検察をも動かす世論を形成した2ちゃんねる。検察の言う逮捕・起訴の理由での「社会への影響」の“社会”とは、2ちゃんねるを指しているようだ。警察に摘発させただけでなく検察に逮捕・起訴までさせ“影響の大きい社会”と検察に意義付けられた2ちゃんねるだが、その実態は極めて危うい。2ちゃんねるを社会の“世論”と勘違いして踊らされていると、警察や検察はいずれ大恥をかくことにもなりかねない。そんな危険性を2ちゃんねるは秘めているのだ。
世論ではなく総会屋? に踊らされた
2ちゃんねるに近いあるインターネット関連会社の社長は、2ちゃんねるの幹部から得た話として証言する。「2ちゃんねるは、運営者や幹部などがそれぞれ別々に会社を作りカネの流れを見え難くしているが、実際の資金源は複数の大手通信会社系からの調査費名目のカネ。月額で計約700万円と言い、年間にすれば1億円近く。額はともあれ、これは通信会社系的には、ぼう大なトラフィックを調査すると言う表向きの理由が一応は立つ。自社系に都合の悪い書き込みがされた時に優先的に削除してもらうことも期待している」と前置きし「通信会社系の削除の期待も含めて、2ちゃんねるは総会屋と同じになっている」と言うのだ。

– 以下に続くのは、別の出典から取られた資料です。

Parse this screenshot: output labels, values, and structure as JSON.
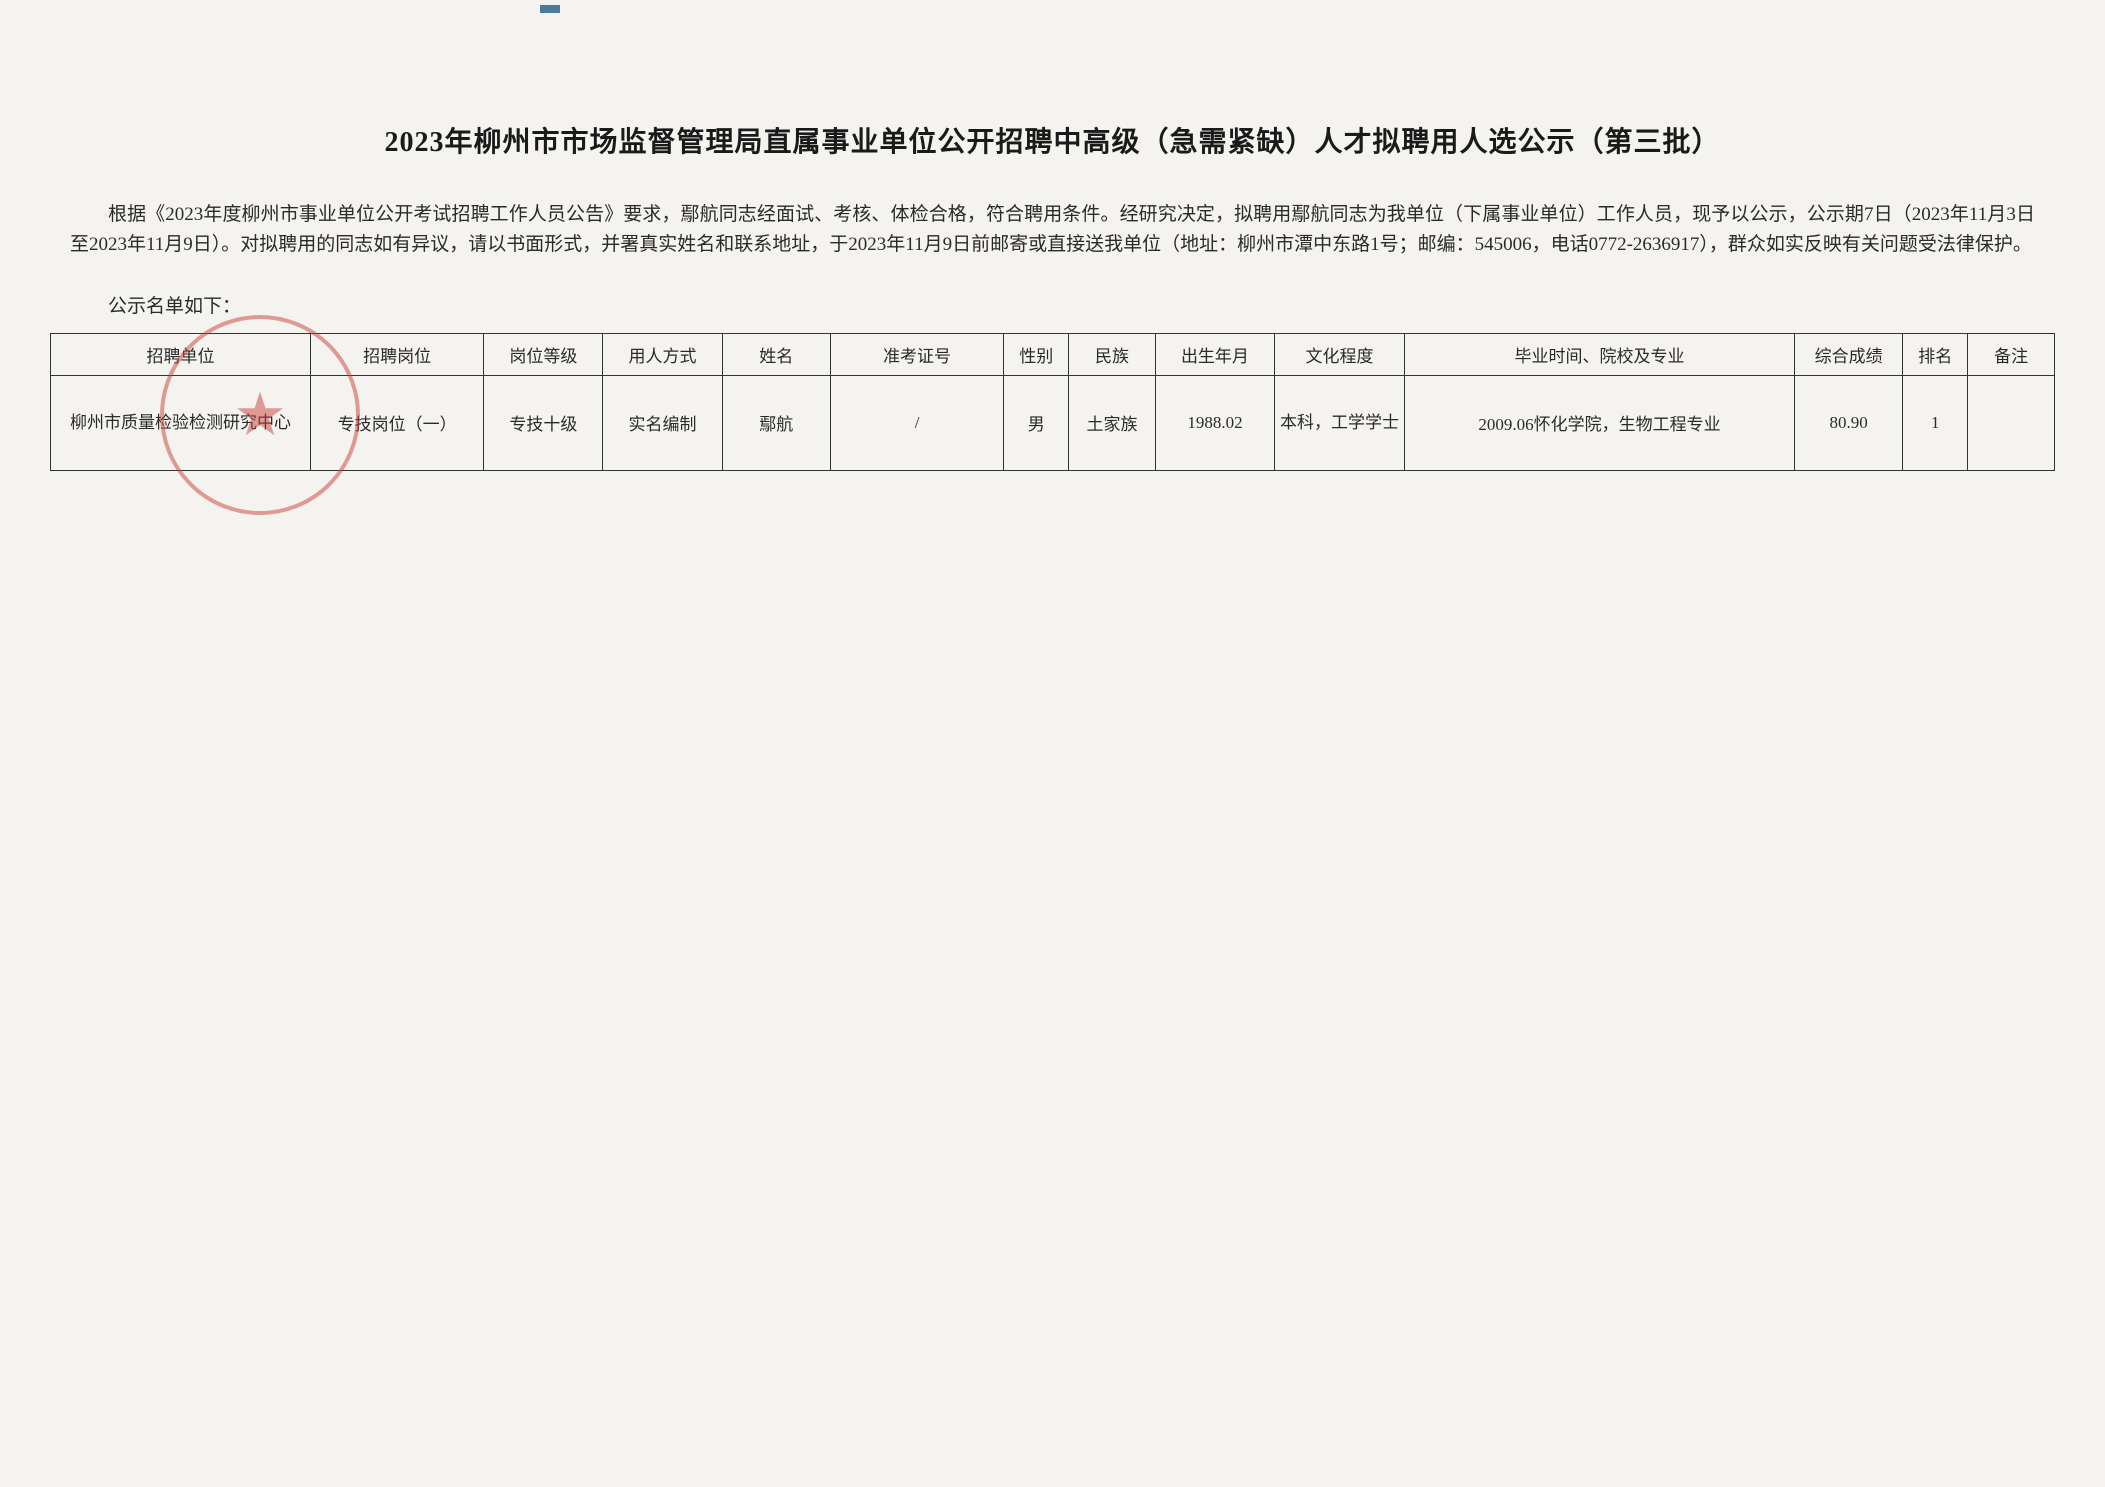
{
  "document": {
    "title": "2023年柳州市市场监督管理局直属事业单位公开招聘中高级（急需紧缺）人才拟聘用人选公示（第三批）",
    "paragraph": "根据《2023年度柳州市事业单位公开考试招聘工作人员公告》要求，鄢航同志经面试、考核、体检合格，符合聘用条件。经研究决定，拟聘用鄢航同志为我单位（下属事业单位）工作人员，现予以公示，公示期7日（2023年11月3日至2023年11月9日）。对拟聘用的同志如有异议，请以书面形式，并署真实姓名和联系地址，于2023年11月9日前邮寄或直接送我单位（地址：柳州市潭中东路1号；邮编：545006，电话0772-2636917），群众如实反映有关问题受法律保护。",
    "list_intro": "公示名单如下："
  },
  "table": {
    "headers": {
      "unit": "招聘单位",
      "position": "招聘岗位",
      "level": "岗位等级",
      "method": "用人方式",
      "name": "姓名",
      "examno": "准考证号",
      "gender": "性别",
      "ethnic": "民族",
      "birth": "出生年月",
      "edu": "文化程度",
      "grad": "毕业时间、院校及专业",
      "score": "综合成绩",
      "rank": "排名",
      "remark": "备注"
    },
    "rows": [
      {
        "unit": "柳州市质量检验检测研究中心",
        "position": "专技岗位（一）",
        "level": "专技十级",
        "method": "实名编制",
        "name": "鄢航",
        "examno": "/",
        "gender": "男",
        "ethnic": "土家族",
        "birth": "1988.02",
        "edu": "本科，工学学士",
        "grad": "2009.06怀化学院，生物工程专业",
        "score": "80.90",
        "rank": "1",
        "remark": ""
      }
    ]
  },
  "styling": {
    "background_color": "#f5f3ef",
    "text_color": "#2a2a2a",
    "border_color": "#333333",
    "stamp_color": "#c8413a",
    "title_fontsize": 28,
    "body_fontsize": 19,
    "table_fontsize": 17
  }
}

その具体的な理由として社長は、こう話す。「2ちゃんねるはボランティアの削除人が書き込みをチェックして、好ましくない書き込みを一所懸命削除している、ということになっているが、あれはウソ。削除人には給料が支払われ、その給料の原資となっているのが、まずいことを書き込まれた企業が削除要求とともに渡す裏金。これはまさに、総会屋の構図そのものだ。これまで裁判になっているのは金額で折り合えなかったり、裏金を出さない強い態度の企業とだけだ」
もしこの社長の証言が事実だとすれば、警察や検察は、総会屋と同じ仕組みの掲示板サイトに動かされて摘発したり、異例の動物愛護法による逮捕・起訴や、書類送検で処理した容疑者を異例の逮捕・起訴に持ち込んだことになる。「社会への影響」と検察が言う“社会”が、実は総会屋に等しいものだった、とは、警察、検察にとって何とも情けない話である。
個人情報保護法施行なら閉鎖か
今回の事件では警察が摘発する以前に、容疑者とされる男の住所や実名が2ちゃんねるに書き込まれた。結果的に事実ではあったが、事実かどうかには関係なく、その段階では容疑者とされていなかった人物の個人情報が勝手に書き込まれたことには変わりない。本人の同意なしの第三者への個人情報提供の原則禁止を義務付ける個人情報保護法案は、7月に閉会した国会では成立せず、継続審議となった。だが、もし個人情報保護法案が施行されれば、こうした書き込みをしたユーザーや、書き込みを放置した2ちゃんねる側は、罪に問われることになる。
法案は今秋の臨時国会での成立を目指すことになっている。成立、施行後は、誰もが勝手に書き込みできる2ちゃんねるが、現状のまま存続できないことは明らかだ。その場合、警察や検察は何をもって“社会”“世論”と考えるのだろうか。